Living in a broken, toxic household meant I had little comfort and belonging during that crisis. I was in the company of my family, yes, but I had never felt at "home" living in this house. "Home" was something I was constantly seeking outside of this physical abode. "Home" was essentially the company of friends or even ex-partners. "Home" was the little moments of happiness where I was able to smile or laugh. "Home" was walking outside and gazing up at the clouds or the few stars scattered in the night sky.
"Home" to me was freedom.
And I was robbed of my freedom. Of my "home".

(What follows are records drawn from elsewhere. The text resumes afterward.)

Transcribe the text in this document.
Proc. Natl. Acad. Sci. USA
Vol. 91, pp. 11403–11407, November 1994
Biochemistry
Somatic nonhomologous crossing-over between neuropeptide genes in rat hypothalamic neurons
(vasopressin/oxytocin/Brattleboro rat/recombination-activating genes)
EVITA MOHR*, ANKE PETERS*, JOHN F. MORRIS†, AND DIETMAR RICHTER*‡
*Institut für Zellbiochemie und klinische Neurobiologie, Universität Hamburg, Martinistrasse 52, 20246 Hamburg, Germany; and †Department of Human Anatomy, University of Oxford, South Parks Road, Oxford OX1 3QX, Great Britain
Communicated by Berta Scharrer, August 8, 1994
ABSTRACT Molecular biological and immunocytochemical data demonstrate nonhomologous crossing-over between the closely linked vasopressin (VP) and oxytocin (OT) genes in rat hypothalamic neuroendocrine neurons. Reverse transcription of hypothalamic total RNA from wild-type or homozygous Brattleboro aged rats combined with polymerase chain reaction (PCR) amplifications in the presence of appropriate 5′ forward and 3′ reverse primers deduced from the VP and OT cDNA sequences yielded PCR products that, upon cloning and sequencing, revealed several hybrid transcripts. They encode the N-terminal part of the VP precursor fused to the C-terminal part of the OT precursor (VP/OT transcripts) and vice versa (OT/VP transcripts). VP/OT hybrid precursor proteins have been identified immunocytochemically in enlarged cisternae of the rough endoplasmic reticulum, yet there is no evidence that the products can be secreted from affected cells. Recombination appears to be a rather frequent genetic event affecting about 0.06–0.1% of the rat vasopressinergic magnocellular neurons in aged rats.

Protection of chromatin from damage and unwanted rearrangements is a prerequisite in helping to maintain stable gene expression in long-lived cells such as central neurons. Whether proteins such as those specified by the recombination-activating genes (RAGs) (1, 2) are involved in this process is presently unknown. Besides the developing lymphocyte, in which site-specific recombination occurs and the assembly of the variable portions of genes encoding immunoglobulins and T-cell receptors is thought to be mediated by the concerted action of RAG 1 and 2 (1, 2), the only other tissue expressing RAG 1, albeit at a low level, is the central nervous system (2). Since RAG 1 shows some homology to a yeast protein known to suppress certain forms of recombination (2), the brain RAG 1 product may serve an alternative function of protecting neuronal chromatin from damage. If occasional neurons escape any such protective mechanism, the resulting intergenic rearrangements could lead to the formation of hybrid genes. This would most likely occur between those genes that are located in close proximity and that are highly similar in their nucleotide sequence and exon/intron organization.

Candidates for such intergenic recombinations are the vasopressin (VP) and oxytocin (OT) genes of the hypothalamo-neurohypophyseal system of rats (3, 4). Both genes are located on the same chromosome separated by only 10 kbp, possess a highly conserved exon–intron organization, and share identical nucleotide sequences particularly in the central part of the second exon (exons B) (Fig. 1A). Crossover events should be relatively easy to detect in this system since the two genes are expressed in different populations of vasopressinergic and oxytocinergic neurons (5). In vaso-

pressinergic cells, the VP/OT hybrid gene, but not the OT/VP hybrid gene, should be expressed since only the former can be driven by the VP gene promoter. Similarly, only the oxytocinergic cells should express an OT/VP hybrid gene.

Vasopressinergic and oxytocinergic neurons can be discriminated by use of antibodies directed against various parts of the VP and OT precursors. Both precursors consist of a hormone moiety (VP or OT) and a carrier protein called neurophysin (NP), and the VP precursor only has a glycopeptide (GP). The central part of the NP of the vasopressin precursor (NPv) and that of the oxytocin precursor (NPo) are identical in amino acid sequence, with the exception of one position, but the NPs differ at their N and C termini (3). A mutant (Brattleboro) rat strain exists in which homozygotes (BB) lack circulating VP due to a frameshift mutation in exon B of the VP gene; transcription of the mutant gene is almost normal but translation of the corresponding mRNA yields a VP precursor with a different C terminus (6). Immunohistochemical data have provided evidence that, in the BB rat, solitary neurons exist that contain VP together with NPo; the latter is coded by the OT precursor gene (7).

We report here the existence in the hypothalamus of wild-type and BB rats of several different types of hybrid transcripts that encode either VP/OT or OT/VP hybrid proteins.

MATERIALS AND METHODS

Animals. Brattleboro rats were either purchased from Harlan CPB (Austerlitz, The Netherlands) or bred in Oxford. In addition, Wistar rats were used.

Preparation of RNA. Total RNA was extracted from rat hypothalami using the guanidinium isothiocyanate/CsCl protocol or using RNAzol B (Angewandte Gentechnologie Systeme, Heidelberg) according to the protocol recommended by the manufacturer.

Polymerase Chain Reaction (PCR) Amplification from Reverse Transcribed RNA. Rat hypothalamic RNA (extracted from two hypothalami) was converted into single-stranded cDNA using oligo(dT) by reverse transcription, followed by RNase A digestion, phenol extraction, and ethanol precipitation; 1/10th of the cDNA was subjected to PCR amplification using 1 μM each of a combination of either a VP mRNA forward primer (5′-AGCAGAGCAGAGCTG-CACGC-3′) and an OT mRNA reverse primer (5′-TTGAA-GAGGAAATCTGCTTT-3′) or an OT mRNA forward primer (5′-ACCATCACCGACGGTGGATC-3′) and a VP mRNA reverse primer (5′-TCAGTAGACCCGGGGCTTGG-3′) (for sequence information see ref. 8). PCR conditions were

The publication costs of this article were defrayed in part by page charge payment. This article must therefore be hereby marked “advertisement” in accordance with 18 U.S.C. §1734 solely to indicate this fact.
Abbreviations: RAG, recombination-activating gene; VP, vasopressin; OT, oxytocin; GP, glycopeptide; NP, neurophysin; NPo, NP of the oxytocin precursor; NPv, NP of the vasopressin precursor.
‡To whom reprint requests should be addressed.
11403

Even now, I look back on it and I see how little of "home" I really had because of how the pandemic affected me. To be honest, I didn't have much of it even before the pandemic happened, so I've truly felt the weight of my losses. But you know what? I'm grateful for those losses. They were forcefully taken from me, yes, but I've started to see the value and the importance of loss in our lives as a whole, not just what we lost during the pandemic. I'm glad to say that as I've grown, my "home" has been growing too and I wouldn't have grown without all the losses I've had. My "home" was stripped away from me and I built it back up again with my own two hands, choosing to remove and lose some things in my new home that no longer served me. Through cultivating my "home", I was able to embark on a journey of self-discovery; discovering everything that was meant for me and everything I wanted to decorate my "home" with.
The pandemic has abolished the "homes" of many others.
But the demolition of my "home" allowed me to work on the foundation of a new one.